Menurut Marsilius, kekuasaan tertinggi dalam Negara berada di tangan raja, karena raja adalah wakil Tuhan atau semacam diberi amanah dari Tuhan untuk berkuasa atas rakyat dan berhak melakukan apa saja karena menurutnya semua tindakannya itu sesuai dengan apa yang dikehendaki Tuhan. bahkan raja merasa berkuasa menetapkan kepercayaan atau agama yang harus dianut oleh rakyatnya atau warga negaranya.
Kekuasaan mutlak yang ada pada raja, sehingga terjadi penyelewengan kekuasaan kedalamtyranny.
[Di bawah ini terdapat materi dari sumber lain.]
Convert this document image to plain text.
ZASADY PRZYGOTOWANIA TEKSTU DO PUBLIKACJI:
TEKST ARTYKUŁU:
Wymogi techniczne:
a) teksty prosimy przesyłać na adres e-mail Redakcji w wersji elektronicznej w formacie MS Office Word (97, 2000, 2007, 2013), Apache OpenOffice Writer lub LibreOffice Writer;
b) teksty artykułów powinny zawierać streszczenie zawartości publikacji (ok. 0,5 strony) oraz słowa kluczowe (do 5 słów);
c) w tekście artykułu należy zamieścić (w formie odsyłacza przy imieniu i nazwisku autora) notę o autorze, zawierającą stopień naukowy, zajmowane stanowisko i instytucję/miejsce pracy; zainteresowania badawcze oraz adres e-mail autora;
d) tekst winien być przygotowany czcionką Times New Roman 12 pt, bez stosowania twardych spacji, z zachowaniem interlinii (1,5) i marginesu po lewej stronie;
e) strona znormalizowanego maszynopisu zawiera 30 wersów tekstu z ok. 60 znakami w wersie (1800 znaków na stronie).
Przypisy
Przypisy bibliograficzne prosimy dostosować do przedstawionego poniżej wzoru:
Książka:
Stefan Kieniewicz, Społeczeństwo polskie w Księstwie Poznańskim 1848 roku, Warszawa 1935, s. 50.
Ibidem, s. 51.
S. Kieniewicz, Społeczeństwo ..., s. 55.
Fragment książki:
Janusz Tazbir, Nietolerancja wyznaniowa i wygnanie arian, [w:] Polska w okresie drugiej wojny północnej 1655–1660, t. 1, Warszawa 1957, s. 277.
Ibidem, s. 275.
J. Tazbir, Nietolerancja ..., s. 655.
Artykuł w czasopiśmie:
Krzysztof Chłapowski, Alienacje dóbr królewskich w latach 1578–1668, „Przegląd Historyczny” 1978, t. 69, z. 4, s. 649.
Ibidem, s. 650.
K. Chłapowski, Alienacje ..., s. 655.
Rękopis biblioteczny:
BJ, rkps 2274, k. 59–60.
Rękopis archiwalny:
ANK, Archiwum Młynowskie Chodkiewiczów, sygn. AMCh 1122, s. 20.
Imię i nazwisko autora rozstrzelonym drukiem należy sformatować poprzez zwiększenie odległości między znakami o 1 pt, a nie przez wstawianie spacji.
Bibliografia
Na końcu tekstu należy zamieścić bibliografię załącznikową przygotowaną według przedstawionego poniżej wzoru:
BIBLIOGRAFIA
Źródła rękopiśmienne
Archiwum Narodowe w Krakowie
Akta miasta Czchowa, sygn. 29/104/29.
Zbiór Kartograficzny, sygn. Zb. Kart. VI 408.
Seperti yang terjadi di Prancis pada masa pemerintahan raja Louis IV yang menyatakan “Negara adalah saya (I’etat cest moi)”. Pada saat itu banyak keluarga raja yang berpesta pora diatas kesengsaraan rakyat, yang menyebabkan rakyat tidak lagi percaya pada kekuasaan tertinggi yang berada ditangan raja. "Ahmad Azhar Basyir yang dipetik dalam: ni;matul huda, Ilmu Negara (yogyakarta: UII)" Kemudian rakyat mulai memberontak terhadap kekuasaan raja dan mulai menyadari kekuatannya sendiri sebagai “rakyat” yang beridentitas dan berhak.
3.      Kedaulatan Hukum
Menurut teori kedaulatan hukum atau rechts-souvereiniteit, kekuasaan tertinggi di dalam suatu Negara itu adalah hukum itu sendiri. Karena itu baik raja atau penguasa maupun rakyat atau warga Negaranya, bahkan Negara itu sendiri semuanya tunduk kepada hukum. Semua sikap, tingkah laku, dan perbuatannya harus sesuai atau menurut hukum. Kemudian terjadi pertentangan diantara para ahli penganut paham berbeda yakni antara Krabbeyang menganut teori kedaulatan hukum denganJellineck yang menganut paham kedaulatan Negara. Jellineck mengemukakan teorinya “selbstbindung” yang isinya antara lain bahwa Negara harus tunduk secara sukarela kepada hukum.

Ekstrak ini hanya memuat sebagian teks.